After 28 and 35 weeks of follow-up, respectively, in the two
patients, both of whom had responded to HAART, Dr. Soudeyns observed
that the number of expanded oligoclonal populations was reduced. This
reduction would be expected to result in a more normal spread of
T-cell responsiveness. "The main issue is, what are these clones
recognizing in terms of antigen?" he said. "The rapid
stabilization of the T-cell receptor repertoire seen in treated
patients may prevent the clonal exhaustion of HIV-specific CTL clones
observed in untreated subjects."
In related work, Guy Gorochov, MD, of Hôpital de la Pitie,
Paris, also observed that effective HAART suppression of viral
activity could cause "impressive stabilization of the CD8
repertoire during the second 6 months of treatment," and a
return to near-normal polyclonal CD8 T-cell receptors with continued therapy.

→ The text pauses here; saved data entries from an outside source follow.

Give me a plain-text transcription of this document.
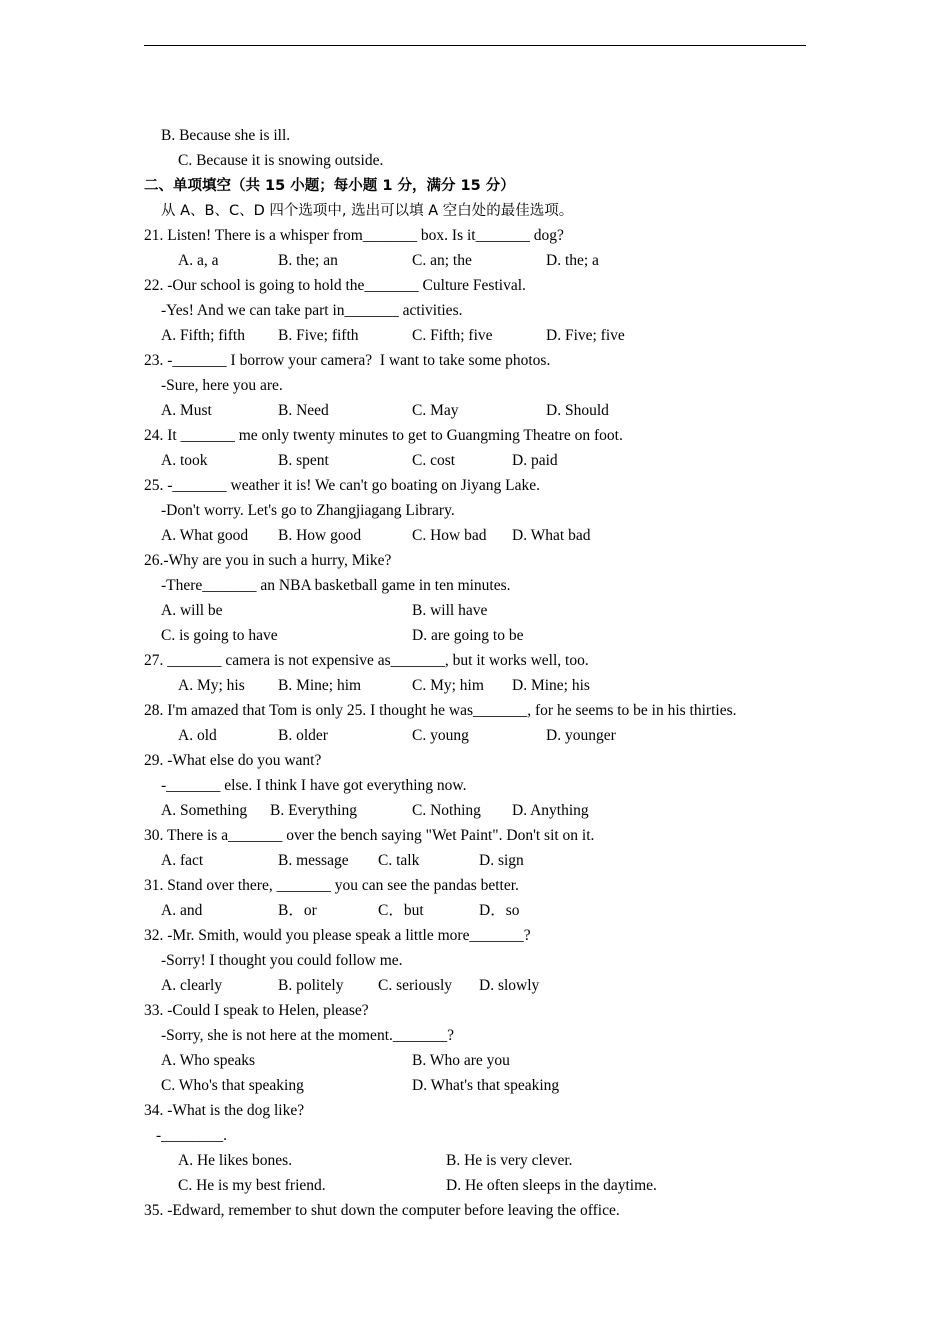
B. Because she is ill.
C. Because it is snowing outside.
二、单项填空（共 15 小题；每小题 1 分，满分 15 分）
从 A、B、C、D 四个选项中, 选出可以填 A 空白处的最佳选项。
21. Listen! There is a whisper from_______ box. Is it_______ dog?
A. a, a	B. the; an	C. an; the	D. the; a
22. -Our school is going to hold the_______ Culture Festival.
-Yes! And we can take part in_______ activities.
A. Fifth; fifth B. Five; fifth	C. Fifth; five	D. Five; five
23. -_______ I borrow your camera?  I want to take some photos.
-Sure, here you are.
A. Must	B. Need	C. May	D. Should
24. It _______ me only twenty minutes to get to Guangming Theatre on foot.
A. took	B. spent	C. cost	D. paid
25. -_______ weather it is! We can't go boating on Jiyang Lake.
-Don't worry. Let's go to Zhangjiagang Library.
A. What good B. How good	C. How bad D. What bad
26.-Why are you in such a hurry, Mike?
-There_______ an NBA basketball game in ten minutes.
A. will be	B. will have
C. is going to have	D. are going to be
27. _______ camera is not expensive as_______, but it works well, too.
A. My; his B. Mine; him	C. My; him D. Mine; his
28. I'm amazed that Tom is only 25. I thought he was_______, for he seems to be in his thirties.
A. old	B. older	C. young	D. younger
29. -What else do you want?
-_______ else. I think I have got everything now.
A. Something B. Everything	C. Nothing D. Anything
30. There is a_______ over the bench saying "Wet Paint". Don't sit on it.
A. fact	B. message C. talk	D. sign
31. Stand over there, _______ you can see the pandas better.
A. and	B．or	C．but	D．so
32. -Mr. Smith, would you please speak a little more_______?
-Sorry! I thought you could follow me.
A. clearly	B. politely C. seriously D. slowly
33. -Could I speak to Helen, please?
-Sorry, she is not here at the moment._______?
A. Who speaks	B. Who are you
C. Who's that speaking	D. What's that speaking
34. -What is the dog like?
-________.
A. He likes bones.	B. He is very clever.
C. He is my best friend.	D. He often sleeps in the daytime.
35. -Edward, remember to shut down the computer before leaving the office.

However, Dr. Gorochov also warned that if HIV replication is not
fully controlled, the pretreatment oligoclonal state persists,
apparently because active replication is the driving force behind the
dramatic clonal expansion of CD8 cells seen in untreated HIV infection.
Charles Rinaldo, PhD, of the University of Pittsburgh, looked
specifically at what happens to memory CTLs after HAART. He studied
27 late-stage adult patients with CD4 counts under 200
cells/mm3 and plasma loads over 220,000 copies/mL at baseline. Dr.
Rinaldo said that prolonged suppression of HIV with indinavir
(Crixivan)/zidovudine (AZT, Retrovir)/lamiduvine (3TC, Epivir)
produces a "profound but incomplete enhancement" of
anti-HIV CTL activity.
Enhancing CTL Precursors
He found that CTL precursors of memory T cells increased over the
full first year of treatment but still had only a minimal response to
the HIV gag protein. The numbers of these important precursor cells
dropped back to baseline after 2 years.
Dr. Rinaldo suggested that this unfortunate change "may be a
normal homeostatic response to low viral load." He is now trying
an end run around this homeostatic mechanism by providing ongoing but
benign stimulation with an HIV protein. He is enhancing the
production of HIV-specific CTL precursors by growing large numbers of
dendritic cells in vitro, stuffing them with cationic liposomes
containing an HIV protein, and adding them to cultures of T cells.
He has found that the CTL response can be recovered by repeated
treatment with the HIV-protein-containing dendritic cells,
particularly if IL-12 is also added to the culture. This is all in
vitro work so far, but does suggest a possible strategy for filling
in the most important piece missing from immune recovery after
HAART--the generation of CTLs able to kill HIV-infected cells.
Ann-Charlotte Leandersson, BSc, at the Swedish Institute for
Infectious Disease Control, Stockholm, presented elegant but
depressing data confirming that "successful HAART therapy does
not induce recovery of HIV-specific CD4+ responses" once they
have been lost in adult patients. "No or very low increases in
HIV-specific T-cell responses were seen even though viral load was
reduced and CD4 levels increased," she reported.
Dr. Leanderssons group attempted to restore HIV-specific
immunity by vaccinating patients with a recombinant gp160 vaccine
prior to treatment with HAART, and did observe "a tendency
toward higher response in patients who had received vaccination prior
to HAART." This again suggests that some type of vaccination
strategy may be needed for immune restoration.
Hopeful News in Children
The situation in children may be different, since they still have
functional thymus glands. Allessandra Vigano, MD, of the University
of Milan, reported that the all-important naïve CD4+ T cells do
increase after HAART treatment, even in children with advanced disease.
Thymus volume also increased, and there was a positive correlation
between thymus volume (as measured by MRI) and the increase in CD4
cells, the ratio of naïve to memory cells, and the expansion of
the T-cell receptor beta repertoire. Most patients also had increased
ability to respond to recall antigens.